French charts start longitude where?
I enjoyed very much the piece in Chartroom Chatter on an odd 400° compass ("Revolutionary compass found," Jan/Feb 2000, Issue No. 103). Sounds like Willem Bruyns of Amsterdam has deciphered the mystery of the French 400° compass! In reading about the compass, I was put in mind of a personal brush with this 400° phenomenon almost a quarter century ago.
It was the summer of 1976, and I had just arrived at my new State Department post in Morocco. Coming from many years in the Far East, I found Morocco new and mysterious. As a sometime celestial navigation instructor who had been landlocked too long, one of the joys I hoped to experience there was the opportunity to take my sextant to the nearby beach and shoot the setting sun on a real horizon, and polish up some sight-reduction programs I'd written for my HP-65 programmable calculator.
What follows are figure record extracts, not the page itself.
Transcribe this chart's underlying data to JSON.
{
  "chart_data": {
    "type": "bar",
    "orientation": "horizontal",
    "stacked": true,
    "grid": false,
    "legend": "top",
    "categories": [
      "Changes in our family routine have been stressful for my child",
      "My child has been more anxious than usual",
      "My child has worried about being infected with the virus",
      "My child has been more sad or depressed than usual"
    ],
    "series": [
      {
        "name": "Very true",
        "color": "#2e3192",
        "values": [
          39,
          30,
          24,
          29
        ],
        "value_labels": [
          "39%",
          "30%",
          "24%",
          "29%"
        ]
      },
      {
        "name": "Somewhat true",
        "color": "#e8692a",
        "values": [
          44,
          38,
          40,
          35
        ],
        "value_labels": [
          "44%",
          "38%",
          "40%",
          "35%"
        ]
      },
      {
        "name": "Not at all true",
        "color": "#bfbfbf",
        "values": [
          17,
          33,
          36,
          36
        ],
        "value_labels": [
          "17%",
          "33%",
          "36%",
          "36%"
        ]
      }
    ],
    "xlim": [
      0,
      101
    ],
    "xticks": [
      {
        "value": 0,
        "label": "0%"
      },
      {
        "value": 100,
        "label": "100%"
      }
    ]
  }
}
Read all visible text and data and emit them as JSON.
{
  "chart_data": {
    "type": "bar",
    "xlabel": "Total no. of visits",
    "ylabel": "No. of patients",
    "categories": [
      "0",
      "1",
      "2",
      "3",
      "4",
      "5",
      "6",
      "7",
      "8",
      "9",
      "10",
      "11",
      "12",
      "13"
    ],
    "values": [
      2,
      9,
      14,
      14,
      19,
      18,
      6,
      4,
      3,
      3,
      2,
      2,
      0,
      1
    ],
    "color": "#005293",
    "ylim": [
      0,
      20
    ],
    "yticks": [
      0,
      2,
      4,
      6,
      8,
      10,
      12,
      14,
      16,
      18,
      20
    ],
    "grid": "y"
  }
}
On my first day in the office I noticed a lovely old French military chart of Morocco on my wall, published circa 1935. Inspecting it more closely, I noticed that the lines of longitude and latitude were off: way off from where Morocco should be. Knowing the French to be excellent cartographers, I knew this had to be some kind of a mistake.
Finding no explanation, I called in Danielle, my very French secretary, and shared my dismay with her. She looked at the map summarily, pointed a long finger at one of the lat/long notations and said, "Monsieur Trayfors, you see these little marks that look like degrees?" After acknowledging that I indeed saw them she added, rather disdainfully, "Well, these are not degree marks. They are grads." With that she marched out of my office.
Well, hell, I didn't know what grads were, but I remembered that there was a grad button on my HP-65 calculator. After a bit of experimenting, I determined that a grad equals 1/400th of a circle, while a degree equals 1/360th of a circle. Okay, I thought, no problem. So I converted the lat/long on the chart to degrees. Surprise! The latitude came out precisely correct, but the longitude markings were still way off. How could this be? I took a coffee break to try to figure out why.
Again tackling the problem, I examined every part of that old French chart very carefully. And I found it! Nestled in the corner of the chart and almost unreadable was the notation, "Longitude ouest de Paris!"
At that point I lost it, and went into uncontrollable laughter. Longitude west of Paris, it said! Where in Paris? The Eiffel Tower? The cartographer's alma mater? I never got to the bottom of this riddle. Maybe one of your readers can solve it.